As I mentioned, the steel is also really shocking in terms of performance. It's a perfect example of the name of the steel not being nearly as important as the maker's mastery of it. Yeah, I've used a $50 knife that was technically made from the same steel, but it sure as heck didn't feel like it. Aside from the insane sharpness, ease of sharpening / maintenance, and very good edge retention, there's a certain "X" factor to this steel. Devin's AEB-L is the other steel that made the same impression on me as being "special" in a way that can't be fully describe just by it's long list of measurable virtues. Oh, and it takes a really outstanding patina. Electric blue/ purple and red (see pic / gallery below). 

*Conclusion: *
There are many excellent knives available for around half the price of this knife.
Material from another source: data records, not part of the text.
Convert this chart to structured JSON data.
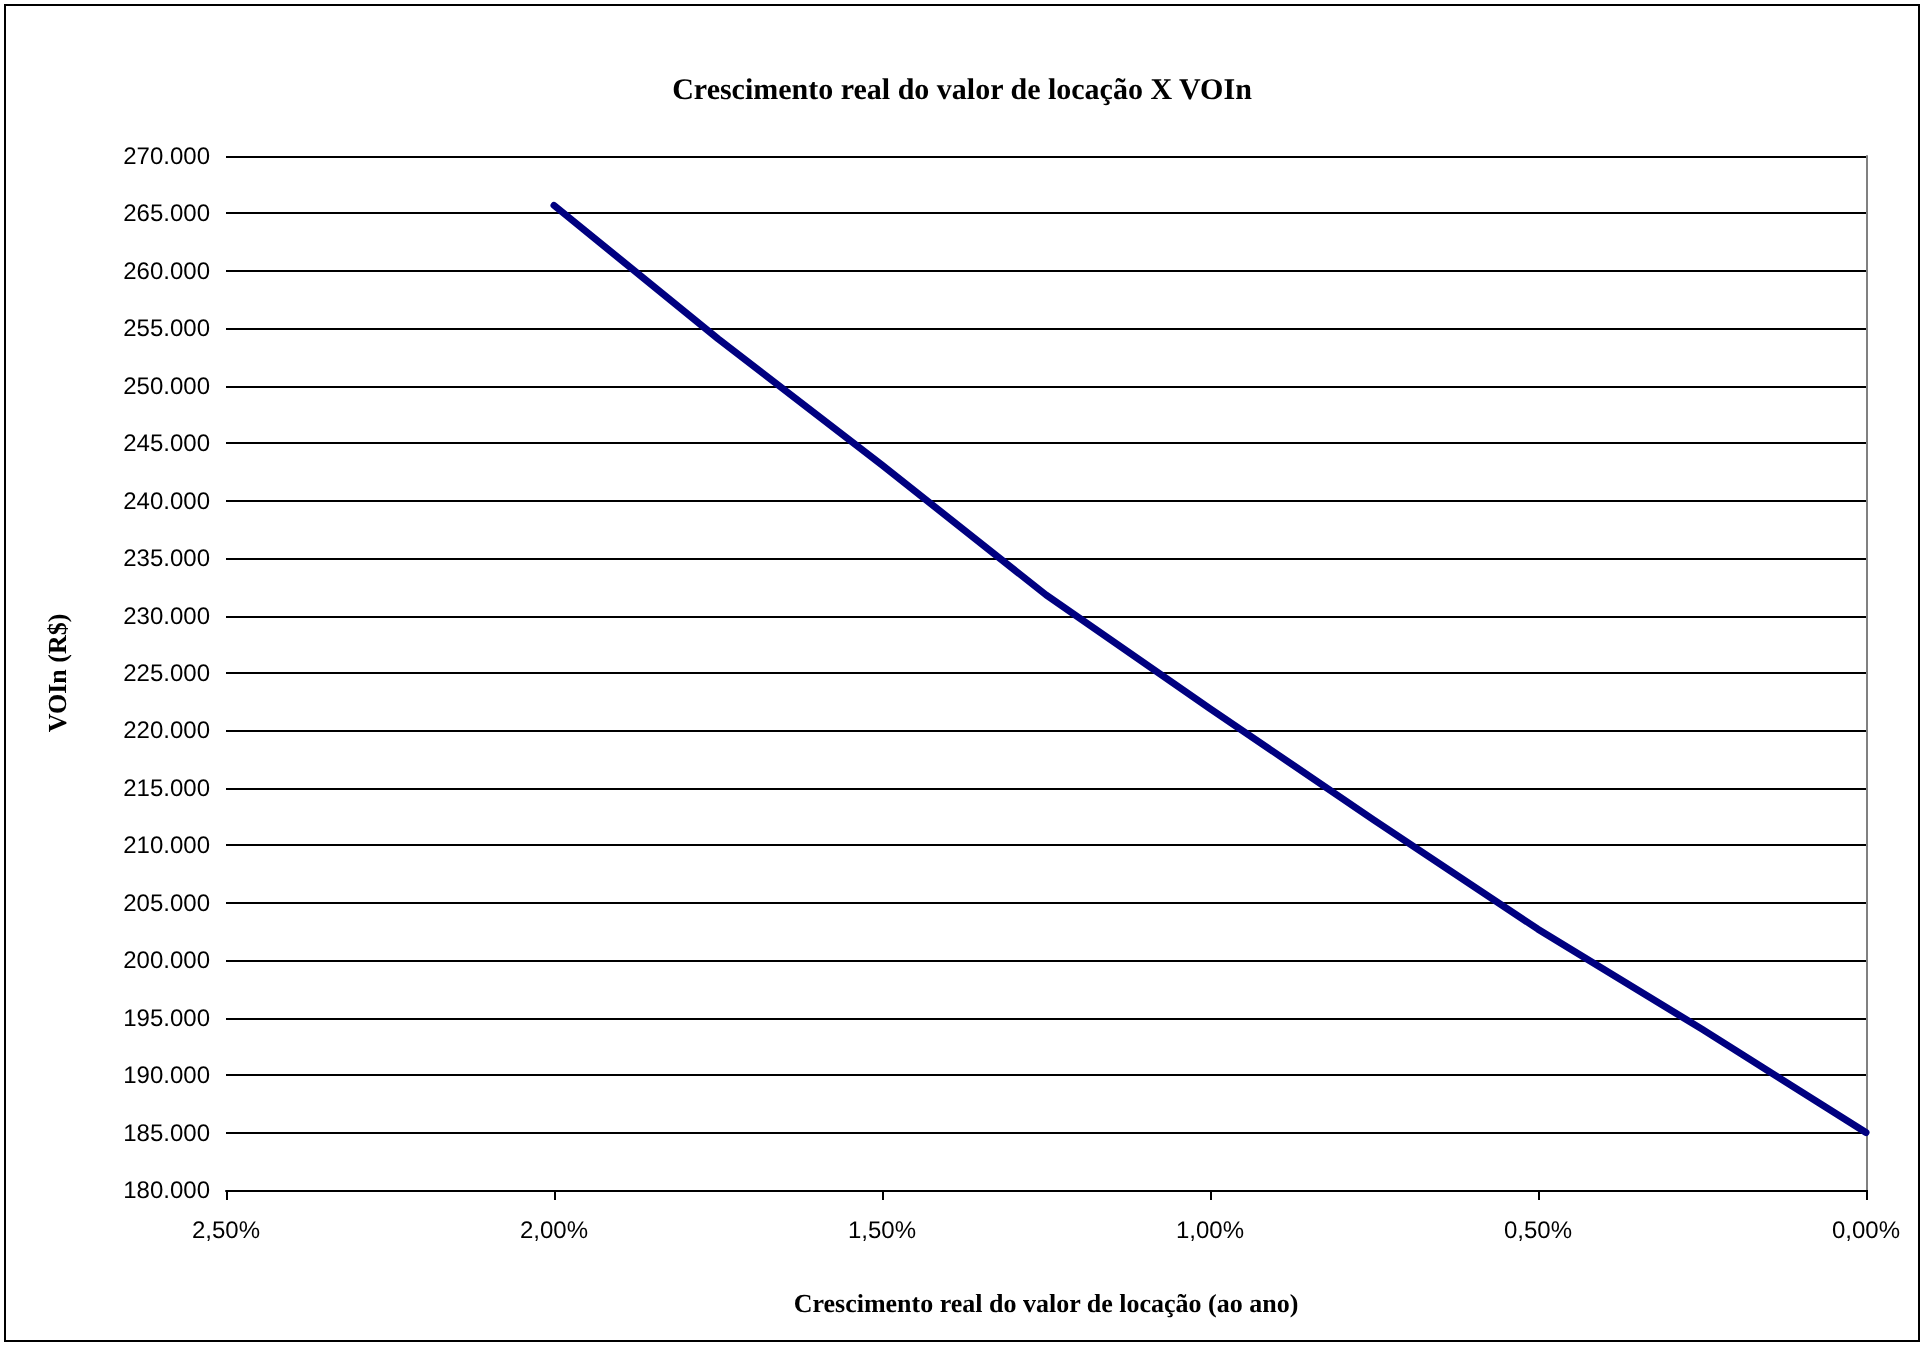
{
  "chart_data": {
    "type": "line",
    "title": "Crescimento real do valor de locação X VOIn",
    "xlabel": "Crescimento real do valor de locação (ao ano)",
    "ylabel": "VOIn (R$)",
    "x": [
      0,
      0.25,
      0.5,
      0.75,
      1,
      1.25,
      1.5,
      1.75,
      2
    ],
    "series": [
      {
        "color": "#000080",
        "values": [
          185000,
          194000,
          202700,
          212200,
          221900,
          231800,
          243100,
          254100,
          265700
        ]
      }
    ],
    "xlim": [
      2.5,
      0
    ],
    "xticks": [
      {
        "value": 2.5,
        "label": "2,50%"
      },
      {
        "value": 2,
        "label": "2,00%"
      },
      {
        "value": 1.5,
        "label": "1,50%"
      },
      {
        "value": 1,
        "label": "1,00%"
      },
      {
        "value": 0.5,
        "label": "0,50%"
      },
      {
        "value": 0,
        "label": "0,00%"
      }
    ],
    "ylim": [
      180000,
      270000
    ],
    "yticks": [
      {
        "value": 180000,
        "label": "180.000"
      },
      {
        "value": 185000,
        "label": "185.000"
      },
      {
        "value": 190000,
        "label": "190.000"
      },
      {
        "value": 195000,
        "label": "195.000"
      },
      {
        "value": 200000,
        "label": "200.000"
      },
      {
        "value": 205000,
        "label": "205.000"
      },
      {
        "value": 210000,
        "label": "210.000"
      },
      {
        "value": 215000,
        "label": "215.000"
      },
      {
        "value": 220000,
        "label": "220.000"
      },
      {
        "value": 225000,
        "label": "225.000"
      },
      {
        "value": 230000,
        "label": "230.000"
      },
      {
        "value": 235000,
        "label": "235.000"
      },
      {
        "value": 240000,
        "label": "240.000"
      },
      {
        "value": 245000,
        "label": "245.000"
      },
      {
        "value": 250000,
        "label": "250.000"
      },
      {
        "value": 255000,
        "label": "255.000"
      },
      {
        "value": 260000,
        "label": "260.000"
      },
      {
        "value": 265000,
        "label": "265.000"
      },
      {
        "value": 270000,
        "label": "270.000"
      }
    ],
    "grid": "y",
    "marker": "none",
    "line_style": "solid"
  }
}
Many of which could probably be considered almost as good or possibly better than this one depending on preferences and application. However, a custom is all about the customer's preferences and application. The difference in price between custom and ready-made is not about getting something that's "good" or "the best", is about getting exactly what you want: a specific collection of features all bundled together just so. Some may disagree, but I also think that it should show the maker's strengths and expertise. Thus, I think that the measure of a custom is not to compare it against any other knife, but to compare it against the customer's desires and expectations. Measured by that standard, this is a perfect knife. I got exactly what I wanted / asked for and then some. It's also an amazing showcase of Jon's expertise and connection with Ginga, and Ginga's mastery of white #2, honyaki, bolster and handle construction and sexy, sexy blades. 
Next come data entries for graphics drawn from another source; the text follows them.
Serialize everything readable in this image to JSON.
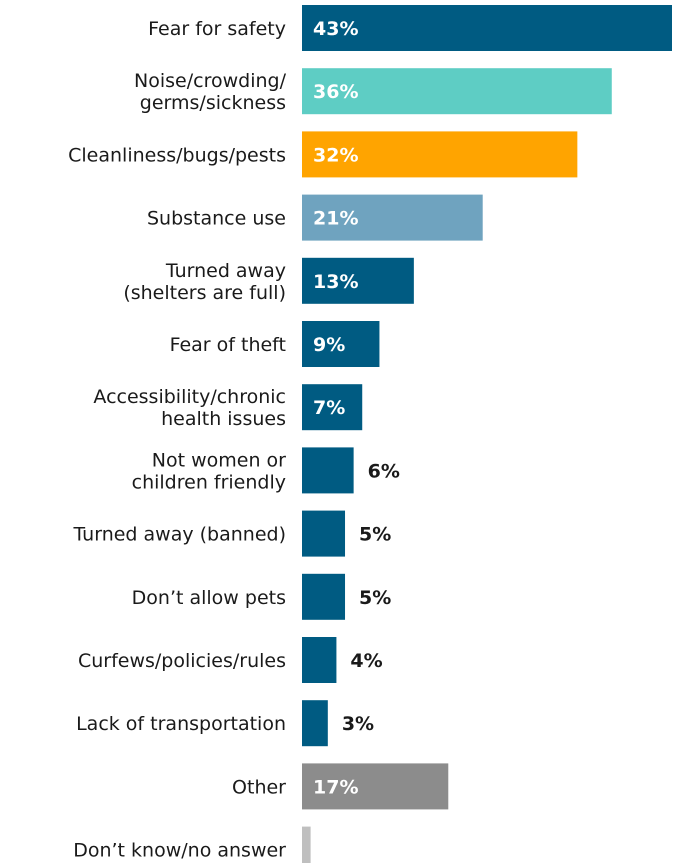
{
  "chart_data": {
    "type": "bar",
    "orientation": "horizontal",
    "title": "",
    "xlabel": "",
    "ylabel": "",
    "grid": false,
    "xlim": [
      0,
      43
    ],
    "categories": [
      "Fear for safety",
      "Noise/crowding/\ngerms/sickness",
      "Cleanliness/bugs/pests",
      "Substance use",
      "Turned away\n(shelters are full)",
      "Fear of theft",
      "Accessibility/chronic\nhealth issues",
      "Not women or\nchildren friendly",
      "Turned away (banned)",
      "Don’t allow pets",
      "Curfews/policies/rules",
      "Lack of transportation",
      "Other",
      "Don’t know/no answer"
    ],
    "values": [
      43,
      36,
      32,
      21,
      13,
      9,
      7,
      6,
      5,
      5,
      4,
      3,
      17,
      1
    ],
    "value_labels": [
      "43%",
      "36%",
      "32%",
      "21%",
      "13%",
      "9%",
      "7%",
      "6%",
      "5%",
      "5%",
      "4%",
      "3%",
      "17%",
      ""
    ],
    "colors": [
      "#005b82",
      "#5ecdc4",
      "#ffa400",
      "#6fa3bf",
      "#005b82",
      "#005b82",
      "#005b82",
      "#005b82",
      "#005b82",
      "#005b82",
      "#005b82",
      "#005b82",
      "#8c8c8c",
      "#bfbfbf"
    ]
  }
}
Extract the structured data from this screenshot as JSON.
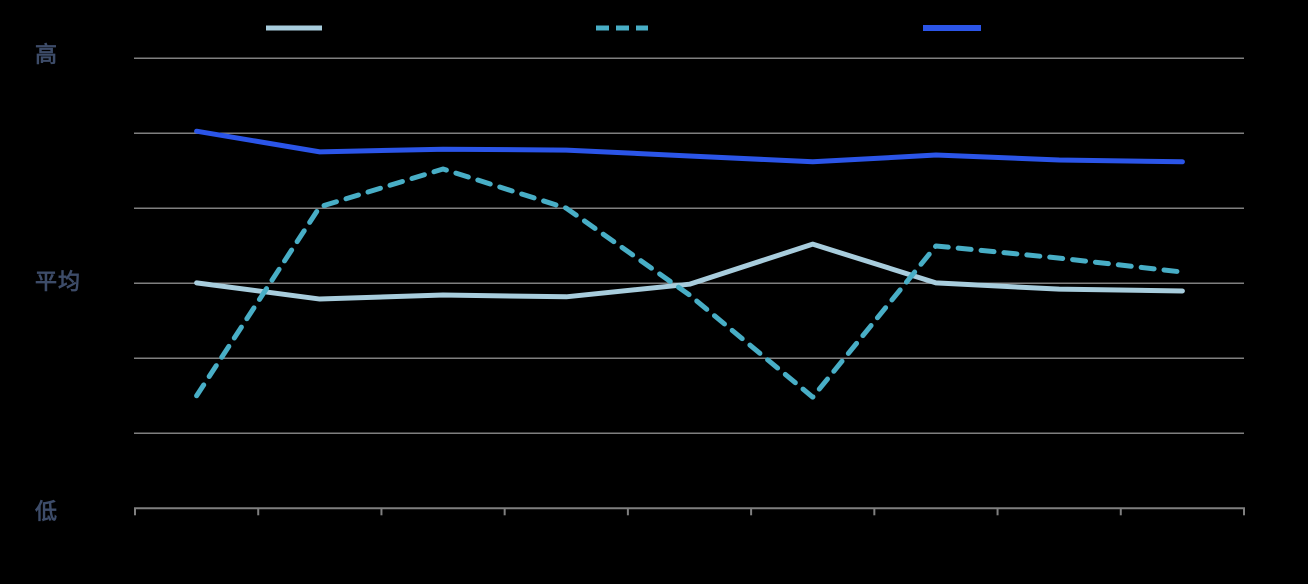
{
  "colors": {
    "background": "#000000",
    "grid": "#7f7f7f",
    "axis_label": "#3d4c69",
    "series_light_blue": "#a8cddd",
    "series_teal": "#48aec6",
    "series_blue": "#2b55e8"
  },
  "legend": {
    "items": [
      {
        "name": "light-blue-solid",
        "label": "",
        "color": "#a8cddd",
        "style": "solid"
      },
      {
        "name": "teal-dashed",
        "label": "",
        "color": "#48aec6",
        "style": "dashed"
      },
      {
        "name": "blue-solid",
        "label": "",
        "color": "#2b55e8",
        "style": "solid"
      }
    ]
  },
  "chart_data": {
    "type": "line",
    "title": "",
    "xlabel": "",
    "ylabel": "",
    "x": [
      1,
      2,
      3,
      4,
      5,
      6,
      7,
      8,
      9
    ],
    "x_tick_count": 10,
    "x_tick_labels_visible": false,
    "y_axis": {
      "high_label": "高",
      "average_label": "平均",
      "low_label": "低",
      "ylim": [
        0,
        100
      ],
      "gridline_intervals": 6
    },
    "grid": true,
    "legend_position": "top",
    "series": [
      {
        "name": "light-blue-solid",
        "color": "#a8cddd",
        "style": "solid",
        "values": [
          50.1,
          46.5,
          47.4,
          47.0,
          49.8,
          58.7,
          50.1,
          48.7,
          48.3
        ]
      },
      {
        "name": "teal-dashed",
        "color": "#48aec6",
        "style": "dashed",
        "values": [
          25.0,
          67.0,
          75.4,
          66.7,
          47.4,
          24.7,
          58.3,
          55.6,
          52.5
        ]
      },
      {
        "name": "blue-solid",
        "color": "#2b55e8",
        "style": "solid",
        "values": [
          83.8,
          79.2,
          79.8,
          79.6,
          78.3,
          77.0,
          78.5,
          77.4,
          77.0
        ]
      }
    ]
  }
}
I hope that this was helpful to others considering a custom and wondering about the process and outcome, or at least entertaining. 

More pics:
"new" gallery:
https://picasaweb.google.com/117600618285187025883/GingaHonyaki





Patina:
https://picasaweb.google.com/117600618285187025883/GingaPatina





Refinished:
https://picasaweb.google.com/117600618285187025883/GingaRefinish


----------



## EdipisReks (Nov 2, 2013)

Wow, that looks great!


----------



## Von blewitt (Nov 2, 2013)

Thanks Justin! That was very thorough, and answered all my questions + more.
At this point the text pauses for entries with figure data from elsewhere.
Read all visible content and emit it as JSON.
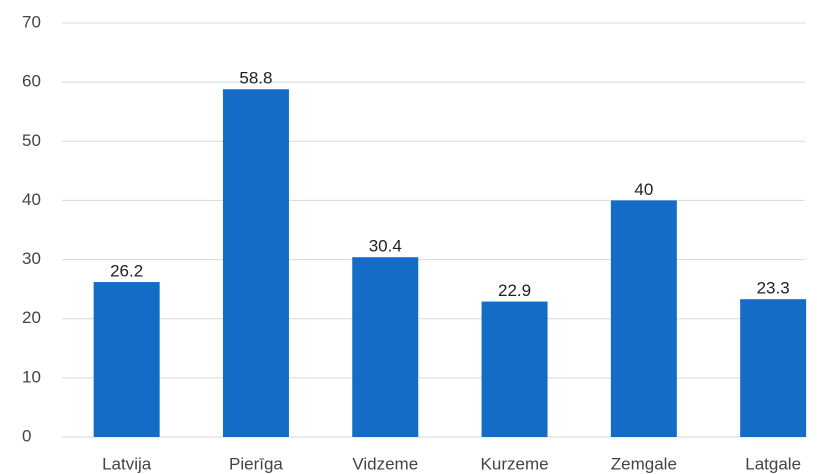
{
  "chart_data": {
    "type": "bar",
    "categories": [
      "Latvija",
      "Pierīga",
      "Vidzeme",
      "Kurzeme",
      "Zemgale",
      "Latgale"
    ],
    "values": [
      26.2,
      58.8,
      30.4,
      22.9,
      40,
      23.3
    ],
    "color": "#156cc6",
    "ylim": [
      0,
      70
    ],
    "yticks": [
      0,
      10,
      20,
      30,
      40,
      50,
      60,
      70
    ],
    "grid": true
  }
}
Your posts are always informative

And that knife is amazing!!!


----------



## chuck239 (Nov 2, 2013)

Justin,

I own a 240 Gesshin Ginga honyaki gyuto as well. The knife just blows my mind every time I use it. I have no problem saying it is one of my 2 favorite knives that I don't think will ever leave me. When anyone talks poorly about white steel this knife is all i can think of. It is a truly amazing knife. It's good to see you have one as well and enjoy it as much as I do!

-Chuck


----------



## NO ChoP! (Nov 2, 2013)

"It's like having your imaginary friend ring your doorbell one day"....I dig it! Very well written, thank you.


----------



## stereo.pete (Nov 2, 2013)

Yep, that is an awesome knife, congrats!


----------



## Paradox (Nov 3, 2013)

Wonderful looking knife. Well done.


----------



## chuck239 (Nov 3, 2013)

stereo.pete said:


> Yep, that is an awesome knife, congrats!



Do you have one as well??

-Chuck


----------



## stereo.pete (Nov 3, 2013)

chuck239 said:


> Do you have one as well??
> 
> -Chuck



I wish :knife:


----------



## zitangy (Nov 3, 2013)

" The difference in price between custom and ready-made is not about getting something that's "good" or "the best", is about getting exactly what you want: a specific collection of features all bundled together just so. Some may disagree, but I also think that it should show the maker's strengths and expertise. Thus, I think that the measure of a custom is not to compare it against any other knife, but to compare it against the customer's desires and expectations. Measured by that standard, this is a perfect knife. I got exactly what I wanted / asked for and then some. It's also an amazing showcase of Jon's expertise and connection with Ginga, and Ginga's mastery of white #2, honyaki, bolster and handle construction and sexy, sexy blades. "



Congratulations on the creation of your dream knife... and it's always a joy when it comes to fruition just as you have it in your mind. I suppose that it was the "journey" all the things that you had to go through from concept to planning and putting it into execution that is the real joy and the arrival of it and it turned out in all respects just as you had envisioned is a testament of your intimate knowledge of your desires and what it takes in the creation of the knife to make it a reality...


Very succinctly worded. It took me a while to reach this stage too, to come to the realization that working with custom makers affords this privilege as to just get a knife made by a custom maker but a knife totally designed to the way you desire in terms of form and function and aesthetics . It takes time to really understand what you really want in a dream knife.

Yr write ups are always a joy to read; one of which inspired me to hunt for about the same knife; your "chicken killer" / boning knife made by Harner I believe (5mm thick at the spine) and I found it in the brother of Honesuki aka Garasuki 4.9mm thick made by Ginga.
The Will Catcheside *Twin Petty knife* in feather Damascus is always on my mind .

Rgds and hv a nice week-end

D

D


----------



## mattrud (Nov 3, 2013)

dope


----------



## JohnnyChance (Nov 3, 2013)

I saw this thread in my What's New page and hoped it was in the B/S/T section...not that I would have been in time to grab it.


----------



## wenus2 (Nov 13, 2013)

Just saw this....

It ain't ugly!

Nice review J, I'm green.


----------